Financially the paper is doing OK, Harris says. It got a government Paycheck Protection Program loan of $160,000 to keep the paid staff of 15 employed. But that money can’t be used to pay the 245 street vendors, because they technically are independent contractors and not employees. So Real Change put out a call for donations for the vendors, and Seattleites to date have contributed $130,000.

Michael said the donations are “a godsend” that have covered about three-fourths of what he made. As one of Real Change’s top vendors, he was selling about 600 papers a month. That netted him about $800 monthly.

“I don’t miss the money,” he told me. “I miss the people.”

“I used to be the guy at the end of the ramp, holding up a sign. I was living under the overpass down at CenturyLink, doing drugs, doing nothing. You hold up Real Change on the sidewalk downtown, you feel like you belong. That’s it. That’s the difference.”

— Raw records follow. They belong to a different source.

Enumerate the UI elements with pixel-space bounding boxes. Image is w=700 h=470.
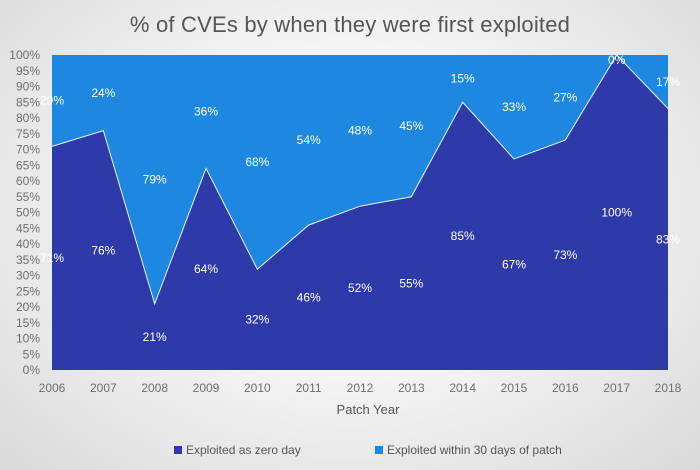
legend-label-30-days: Exploited within 30 days of patch	[387, 443, 562, 457]
data-label-30-days: 15%	[451, 72, 475, 86]
y-tick-label: 20%	[16, 300, 40, 314]
x-tick-label: 2009	[193, 381, 220, 395]
x-tick-label: 2011	[296, 381, 322, 395]
series-area-30-days	[52, 55, 668, 304]
data-label-30-days: 27%	[553, 91, 577, 105]
y-tick-label: 65%	[16, 158, 40, 172]
y-tick-label: 75%	[16, 127, 40, 141]
data-label-zero-day: 67%	[502, 257, 526, 271]
x-tick-label: 2014	[449, 381, 476, 395]
x-tick-label: 2006	[39, 381, 66, 395]
x-tick-label: 2012	[347, 381, 374, 395]
y-axis: 0% 5%10% 15% 20% 25%30% 35% 40% 45%50% 55% 60% 65%…	[9, 48, 40, 377]
data-label-30-days: 54%	[297, 133, 321, 147]
data-label-zero-day: 76%	[91, 243, 115, 257]
y-tick-label: 90%	[16, 80, 40, 94]
y-tick-label: 95%	[16, 64, 40, 78]
data-label-30-days: 17%	[656, 75, 680, 89]
data-label-30-days: 0%	[608, 53, 626, 67]
y-tick-label: 15%	[16, 316, 40, 330]
legend: Exploited as zero day Exploited within 3…	[174, 443, 562, 457]
y-tick-label: 0%	[23, 363, 41, 377]
data-label-30-days: 36%	[194, 105, 218, 119]
y-tick-label: 60%	[16, 174, 40, 188]
data-label-zero-day: 71%	[40, 251, 64, 265]
data-label-30-days: 79%	[143, 172, 167, 186]
y-tick-label: 25%	[16, 284, 40, 298]
data-label-30-days: 68%	[245, 155, 269, 169]
data-label-zero-day: 64%	[194, 262, 218, 276]
x-tick-label: 2016	[552, 381, 579, 395]
y-tick-label: 45%	[16, 221, 40, 235]
x-tick-label: 2008	[141, 381, 168, 395]
data-label-zero-day: 85%	[451, 229, 475, 243]
y-tick-label: 55%	[16, 190, 40, 204]
chart-title: % of CVEs by when they were first exploi…	[129, 12, 571, 37]
x-tick-label: 2010	[244, 381, 271, 395]
series-area-zero-day	[52, 55, 668, 370]
data-label-30-days: 24%	[91, 86, 115, 100]
y-tick-label: 35%	[16, 253, 40, 267]
data-label-zero-day: 73%	[553, 248, 577, 262]
x-tick-label: 2015	[501, 381, 528, 395]
data-label-zero-day: 46%	[297, 291, 321, 305]
y-tick-label: 40%	[16, 237, 40, 251]
data-label-zero-day: 21%	[143, 330, 167, 344]
y-tick-label: 50%	[16, 206, 40, 220]
y-tick-label: 85%	[16, 95, 40, 109]
y-tick-label: 30%	[16, 269, 40, 283]
legend-swatch-zero-day	[174, 446, 182, 454]
y-tick-label: 100%	[9, 48, 40, 62]
data-label-zero-day: 52%	[348, 281, 372, 295]
legend-label-zero-day: Exploited as zero day	[186, 443, 301, 457]
data-label-30-days: 33%	[502, 100, 526, 114]
y-tick-label: 5%	[23, 347, 41, 361]
y-tick-label: 80%	[16, 111, 40, 125]
data-labels: 71% 29% 76% 24% 21% 79% 64% 36% 32% 68% 46% 54% 52% 4…	[40, 53, 680, 344]
x-tick-label: 2017	[603, 381, 630, 395]
x-axis: 2006 2007 2008 2009 2010 2011 2012 2013 2014 2015…	[39, 381, 682, 395]
series-boundary-line	[51, 54, 669, 306]
data-label-zero-day: 100%	[601, 206, 632, 220]
data-label-zero-day: 32%	[245, 313, 269, 327]
plot-area	[51, 54, 669, 370]
data-label-zero-day: 83%	[656, 232, 680, 246]
x-tick-label: 2018	[655, 381, 682, 395]
data-label-30-days: 48%	[348, 124, 372, 138]
x-tick-label: 2013	[398, 381, 425, 395]
data-label-zero-day: 55%	[399, 276, 423, 290]
y-tick-label: 10%	[16, 332, 40, 346]
x-tick-label: 2007	[90, 381, 117, 395]
data-label-30-days: 45%	[399, 119, 423, 133]
data-label-30-days: 29%	[40, 94, 64, 108]
x-axis-title: Patch Year	[337, 402, 401, 417]
legend-swatch-30-days	[375, 446, 383, 454]
y-tick-label: 70%	[16, 143, 40, 157]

For years Michael has held court outside Benaroya, summoning customers with a duck call he got from a Ride the Ducks driver. He’s sold papers to mayors and police chiefs. He can tell you who dines regularly at the nearby Wild Ginger restaurant (King County Executive Dow Constantine is one, Michael says, and he often buys a paper.) Office workers, especially at the nearby Russell Investments Center, often buy the lion’s share of his stack, he said.

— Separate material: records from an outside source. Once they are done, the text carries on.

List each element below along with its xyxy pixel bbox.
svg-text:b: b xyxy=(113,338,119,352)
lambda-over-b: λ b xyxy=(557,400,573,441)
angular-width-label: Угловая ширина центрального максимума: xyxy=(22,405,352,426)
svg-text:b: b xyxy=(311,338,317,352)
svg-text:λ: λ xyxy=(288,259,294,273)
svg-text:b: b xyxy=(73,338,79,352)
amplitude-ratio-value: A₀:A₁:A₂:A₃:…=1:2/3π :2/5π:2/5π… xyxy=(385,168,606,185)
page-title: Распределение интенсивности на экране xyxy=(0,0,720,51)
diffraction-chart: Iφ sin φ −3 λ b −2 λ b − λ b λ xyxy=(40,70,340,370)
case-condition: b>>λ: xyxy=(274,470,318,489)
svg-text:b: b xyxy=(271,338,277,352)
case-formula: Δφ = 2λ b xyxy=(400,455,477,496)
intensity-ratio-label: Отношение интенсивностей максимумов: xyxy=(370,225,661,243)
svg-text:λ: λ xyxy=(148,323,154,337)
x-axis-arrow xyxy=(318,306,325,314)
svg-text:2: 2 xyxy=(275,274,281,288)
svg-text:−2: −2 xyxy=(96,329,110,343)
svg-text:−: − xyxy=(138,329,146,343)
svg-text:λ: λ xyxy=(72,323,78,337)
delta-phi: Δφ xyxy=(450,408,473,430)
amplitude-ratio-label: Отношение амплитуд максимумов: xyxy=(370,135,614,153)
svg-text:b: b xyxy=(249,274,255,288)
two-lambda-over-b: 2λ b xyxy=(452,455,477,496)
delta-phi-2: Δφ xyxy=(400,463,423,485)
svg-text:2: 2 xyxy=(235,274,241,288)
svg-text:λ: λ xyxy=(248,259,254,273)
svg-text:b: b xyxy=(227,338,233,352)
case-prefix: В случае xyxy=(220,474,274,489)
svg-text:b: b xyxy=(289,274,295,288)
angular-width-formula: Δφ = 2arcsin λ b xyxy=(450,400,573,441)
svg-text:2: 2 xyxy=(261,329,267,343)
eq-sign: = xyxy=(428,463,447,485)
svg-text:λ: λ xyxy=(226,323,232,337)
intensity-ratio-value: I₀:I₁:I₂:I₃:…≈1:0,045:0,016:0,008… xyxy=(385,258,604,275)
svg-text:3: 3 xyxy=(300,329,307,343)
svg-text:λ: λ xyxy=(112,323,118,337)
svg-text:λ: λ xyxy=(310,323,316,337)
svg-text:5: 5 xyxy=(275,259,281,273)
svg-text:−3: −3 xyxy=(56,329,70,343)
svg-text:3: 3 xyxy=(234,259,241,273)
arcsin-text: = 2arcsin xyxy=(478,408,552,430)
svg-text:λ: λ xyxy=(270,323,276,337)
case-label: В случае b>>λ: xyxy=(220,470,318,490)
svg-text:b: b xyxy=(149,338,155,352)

“They buy a batch of 20 for their offices, and they check to see how I’m doing,” he said. “They’re my family.”

The paper hopes to go back to street sales when the state further relaxes the stay-home order, possibly in June. Vendors will be equipped with masks, gloves, and Real Change-branded hand sanitizer.

Michael said for good measure he may bring a chair to stack the papers on, with a jar so customers can socially distance as they pay.

“I’ll stand over there and sell like crazy, like I always do,” he said, pointing, “and the papers will be over here. No contact.”

“No contact” — that is a motto for our time. Right now Benaroya and the Wild Ginger and the downtown office towers sit mostly empty. The people eventually will come back. But will they be as open to stopping and chatting, to sharing the airspace with the corner street salesman, as they were before?

This is a question that applies to far more than just street newspapers.

“The heart of our model is the face to face meeting, and the basic humanity that goes along with that,” Harris said. “So we don’t know how that’s going to work when we come back. Like everybody else, we’re in uncharted territory.”

Correction: This story was corrected May 15, 2020, to say that Real Change previously had 245 street vendors, not 100 as initially reported.